For the media

Palliative care starts with compassionate conversations

By The Health News Team | November 10, 2021
Doctor holding patient's hand

Living with or caring for someone with a chronic illness — such as cancer, heart disease or advanced lung disease — can be stressful, to say the least. And when such an illness leads you or your loved one to being admitted to the hospital, the stress may become overwhelming, especially when navigating the emotions surrounding the decisions of medical treatment.

Along with the team of doctors, nurses and other medical specialists focused on treating the patient for their illness, there is another group of health care providers at the patient bedside dedicated to serving as a voice for the patient.

The Advanced Illness Management (AIM) team at Sharp Grossmont Hospital provides inpatient palliative care to help relieve symptoms and pain that may accompany the disease or treatment. Along with pain management, the specialists engage in meaningful conversations with the patient, their family and medical treatment team about the patient’s course of care, and ensure it aligns with the values and wishes of the patient and their family.

“Our purpose is to make certain that the care and treatment our doctors and nurses are providing is what the patient wants,” says Jody Atkinson, RN, a patient navigator for Sharp Grossmont’s AIM program. “My role is to be an advocate for the patient to make sure we are honoring their wishes and desires.”

Important conversations lead to quality care
Atkinson and her interdisciplinary team of nurse practitioners, nurses, physicians and social workers routinely meet with patients and their families, either in person, by phone or virtually. This could be a single meeting or a series of encounters over the course of the patient’s hospital stay.

During these meetings, they have intimate and frank discussions about advance care planning and how the patient defines what quality of life means to them as they manage their illness. From these candid conversations often comes a clearer idea of the patient’s beliefs and thoughts on what they would like their treatment to look like in various scenarios, such as the end-of-life stage.

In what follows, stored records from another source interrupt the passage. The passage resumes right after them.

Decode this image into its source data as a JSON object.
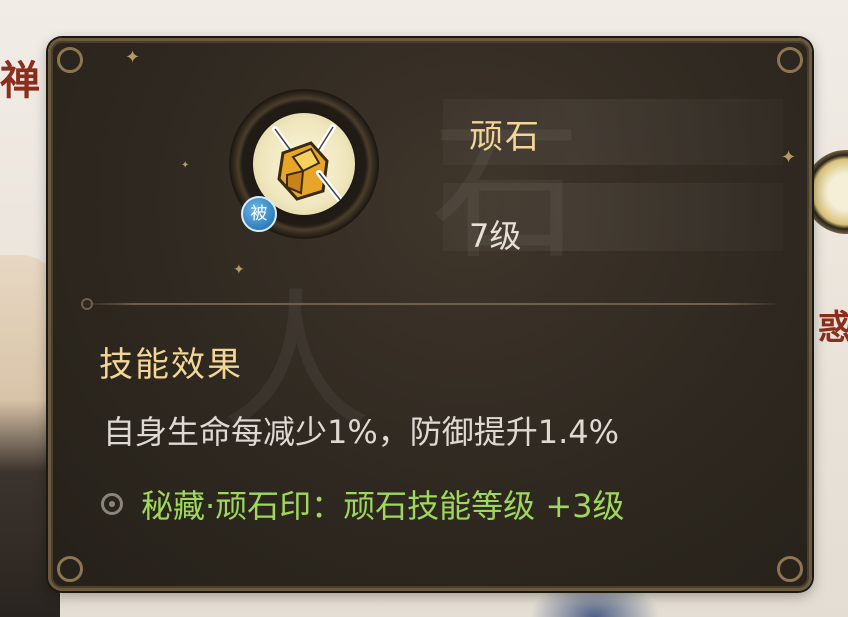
{
  "background": {
    "left_char": "禅",
    "right_char": "惑"
  },
  "tooltip": {
    "skill_name": "顽石",
    "skill_level": "7级",
    "passive_badge": "被",
    "section_title": "技能效果",
    "effect_description": "自身生命每减少1%，防御提升1.4%",
    "bonus_text": "秘藏·顽石印：顽石技能等级 +3级",
    "icon": "golden-rock-skill-icon"
  },
  "colors": {
    "title_gold": "#f3d596",
    "bonus_green": "#9ed85a",
    "panel_bg": "#2e2820",
    "badge_blue": "#2f7fbd"
  }
}
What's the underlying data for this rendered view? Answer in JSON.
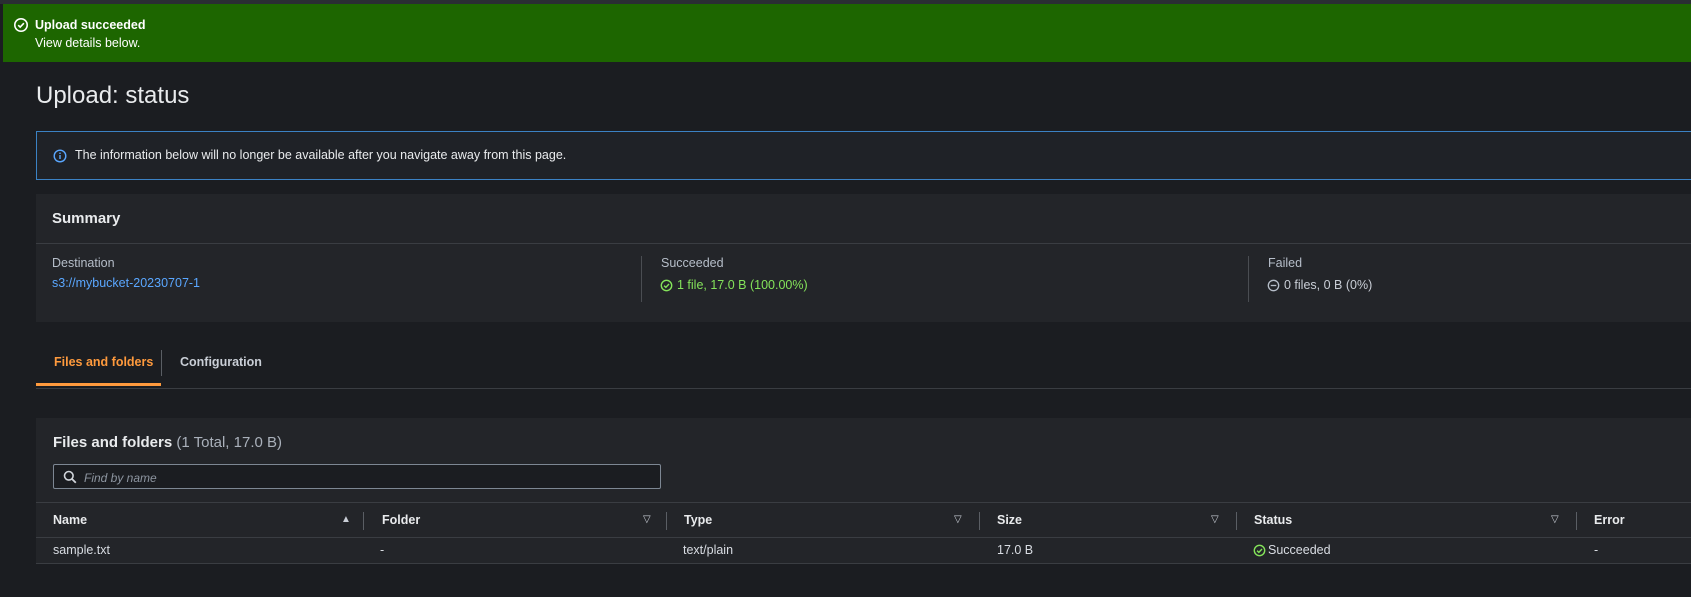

“We communicate what we learn from these conversations to the nurses, hospitalists and intensivists to help develop a plan of care,” says Atkinson. “In a sense, we not only support the families, but we also support the medical team by having these difficult conversations that essentially will better guide the doctors in creating a personalized treatment plan with the patient’s best interest in mind.”

The AIM team also investigates the patient’s health and lifestyle status before coming to the hospital. They take such information and compare it to the patient’s current health status. Combining this data with the information from patient and family conversations gives the clinicians a more accurate idea of the patient’s prognosis and their person-focused plan of care.

“Palliative care is a new concept, but I think our presence in the hospital is definitely growing,” says Atkinson. “We assume that when a patient comes to the hospital, that they want treatment. But we are seeing a shift where we value conversations about our beliefs, how we want to live out our lives and what quality of life means as it relates to our health.”

Atkinson notes that these conversations are important to have even before coming to the hospital when acute events happen. She suggests that families have these honest discussions about their health and consider completing an advance health care directive.

“Having these discussions is needed in the outpatient setting at home, before a patient even steps into the hospital to avoid having to make difficult decisions when emotions are running high,” says Atkinson.

Palliative care and COVID-19
The essential role the palliative care team plays in patient care perhaps has been most evident during the COVID-19 pandemic, when visitor restrictions were put in place at the hospital.

“At that point, our team became the connection between the patient and their family, who could not physically be there at the bedside with their loved one,” says Atkinson.

Nearly two years into the pandemic, the AIM team remains in constant communication with families. The team calls them to make sure they have a good understanding of the care their loved one is receiving, and to help clarify any information they receive from their medical care team.

The AIM team may also ask the hospital’s spiritual care providers to meet with the family. Or they might work with the medical staff to arrange for the family to be with their loved one in the hospital, even if it is simply to stand by the hospital room door.

“For COVID-19, like with other serious illnesses, our team is focused on looking at the big picture with compassion and understanding, and treating patients as a whole,” Atkinson says.